Negara kita bukan kerajaan seperti di Eropa abad pertengahan, di mana raja mengklaim tanah sebagai milik pribadi atas nama "wakil Tuhan di bumi".
Kita juga bukan negara komunis, yang meniadakan kepemilikan pribadi (privat) dan menempatkan seluruh tanah sebagai milik negara semata.

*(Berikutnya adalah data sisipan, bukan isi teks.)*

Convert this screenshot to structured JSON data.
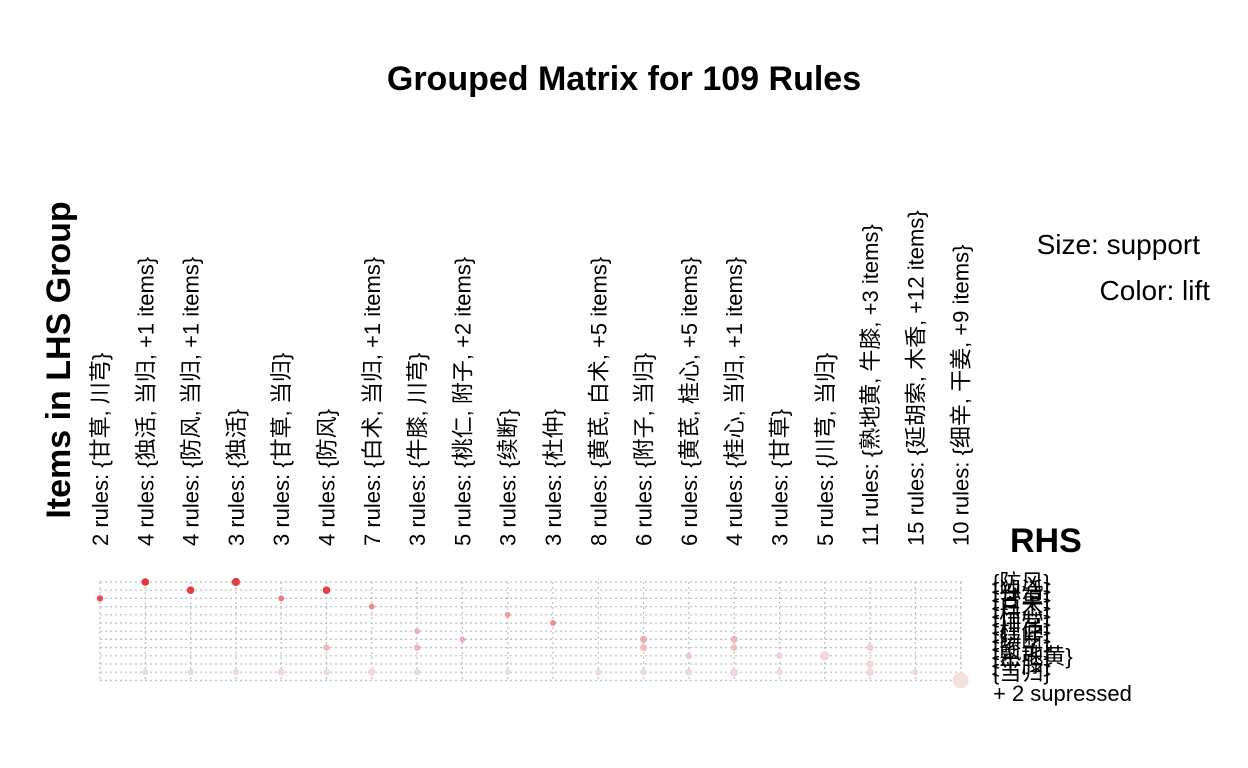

Sistem hukum agraria Indonesia lahir dari hakikat bahwa tanah adalah anugerah Tuhan kepada umat manusia, bukan monopoli penguasa. Begawan hukum agraria Prof. Dr. AP Parlindingang, SH. dalam Buku Komentar Atas Undang-Undang Pokok Agraria (UUPA) No. 5 Tahun 1960 secara tegas menyatakan: "Bumi, air, dan kekayaan alam yang terkandung di dalamnya dikuasai oleh negara dan dipergunakan untuk sebesar-besar kemakmuran rakyat". Kata kuncinya: "dikuasai", bukan "dimiliki". Sebuah perbedaan fundamental yang sering diabaikan.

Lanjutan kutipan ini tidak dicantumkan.